Lors du dernier Salon International de la Haute Horlogerie, Baume & Mercier faisait son « petit » effet en présentant son premier mouvement maison développé en collaboration avec Valfleurier et le Centre de recherche et d’innovation Richemont basé à Neuchâtel. Baptisé Baumatic, ce calibre à l’autonomie de 5 jours dispose d’une précision stable tout au long de sa réserve de marche et offre une résistance à des champs magnétiques de 1’500 Gauss (25 fois la norme), sans besoin de révision pour une durée d’au moins 5 ans. Autant dire un calibre des plus fiables qui ne déroge pourtant pas à la philosophie de la Maison car intégré dans des modèles Clifton proposés dès CHF 2’300, soit la porte d’entrée vers le luxe. Le secret de ces remarquables performances : les recherches menées sur la tribologie des composants dont certains sont réalisés en silicium au niveau du régulateur et de l’échappement. Mais si l’on en croit la Neue Zürcher Zeitung, alors que les premiers modèles Clifton avec calibre Baumatic arrivent sur le marché, un problème de brevet aurait surgi entre Baume & Mercier et l’une des Maisons du consortium formé à l’époque par Patek Philippe, Rolex et le Swatch Group. Sans entrer dans la polémique, il n’est pas inintéressant de noter que c’est bel et bien au niveau des composants en silicium que le problème semble se poser. Et pour une raison bien simple : ils sont devenus des composants hautement stratégiques.

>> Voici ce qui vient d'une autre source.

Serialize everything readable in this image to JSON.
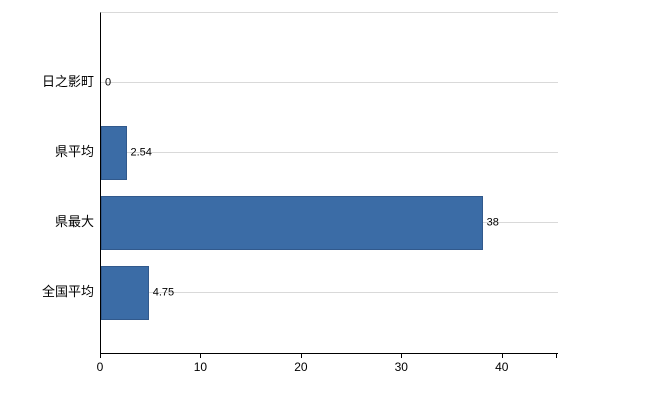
{
  "chart_data": {
    "type": "bar",
    "orientation": "horizontal",
    "title": "",
    "categories": [
      "日之影町",
      "県平均",
      "県最大",
      "全国平均"
    ],
    "values": [
      0,
      2.54,
      38,
      4.75
    ],
    "value_labels": [
      "0",
      "2.54",
      "38",
      "4.75"
    ],
    "x_ticks": [
      0,
      10,
      20,
      30,
      40
    ],
    "xlim": [
      0,
      45.5
    ],
    "grid": true,
    "legend": false,
    "colors": {
      "bar": "#3b6ca6",
      "bar_border": "#31598c",
      "grid": "#d9d9d9",
      "axis": "#000000",
      "text": "#000000",
      "background": "#ffffff"
    }
  }
}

Ulysse Nardin ouvre la voie
Tel n’a pas toujours été le cas, tant s’en faut. Inutile ici de refaire toute la genèse de l’utilisation du silicium en horlogerie. Il faut toutefois savoir que c’est Ulysse Nardin qui a fait œuvre de pionnier en la matière en présentant sa Freak en 2001 équipée d’un calibre révolutionnaire, doté des premiers composants en silicium. À montre hors norme, construction et matériau inédits pour lesquels Ulysse Nardin s’est rapidement fait une spécialité via l’entreprise Sigatec fondée quelques années plus tard. Cette Freak était d’ailleurs à ce point innovante que la concurrence mettra du temps à réagir. Réaction qui prendra la forme d’un consortium réunissant Patek Philippe, Rolex et le Swatch Group, bien décidés à explorer les voies du silicium en collaboration avec le Centre suisse d’électronique et de microtechnique. C’est que le matériau a tout pour plaire : dur et léger, insensible aux rayonnements magnétiques et aux variations de température, inaltérable aux frictions donc sans besoin de lubrification, il peut en outre être usiné par procédé lithographique de gravure profonde (Drie) avec une précision diabolique. C’est en 2005 que Patek Philippe introduit ainsi son spiral à base de silicium monocristallin, le Spiromax. Breguet suivra un an plus tard avec son propre échappement en silicium, introduisant son spiral dans le même matériau dès 2010. Même constat au sein des autres marques du Groupe, chez Blancpain et Omega notamment, plus récemment chez Tissot et Mido. Il faudra enfin attendre 2014 pour que Rolex saute le pas avec son spiral en Syloxi intégré au calibre 2236 de l’Oyster Perpetual Datejust Pearlmaster 34.
Le silicium est devenu partie intégrante des calibres de Haute Horlogerie, offrant même de nouvelles perspectives de développement.
Vaine querelle ?
Cette liste, loin d’être exhaustive, montre à quel point le silicium est devenu partie intégrante des calibres de Haute Horlogerie, offrant même de nouvelles perspectives comme en atteste l’échappement constant que Girard-Perregaux n’aurait pas pu développer sans ce matériau. Cette prolifération, certes incitée au début des années 2000 par le besoin de trouver une alternative à l’hégémonie de Nivarox (Swatch Group) dans les spiraux en métal, n’en a pas moins suscité une vive querelle entre les anciens et les modernes. Pour les garants de la tradition, il est tout simplement impensable d’avoir recours à des matériaux non réparables, dont les propriétés ne sont pas garanties dans le temps et qui trahissent l’esprit d’artisanat vantant qu’une montre n’est jamais mieux réglée que par la main de l’homme. Quoi que l’on puisse en penser, il est évident que les composants en silicium occupent aujourd’hui une place de choix dans l’univers des constructeurs horlogers, toutes Maisons confondues. Les brevets déposés sur le spiral développé par le consortium horloger dont il est question dans ces lignes, brevets qui courent selon les pays jusque dans les années 2020 à 2022, ne laissent planer aucun doute quant à l’importance de ces découvertes faisant du silicium un argument horloger de poids.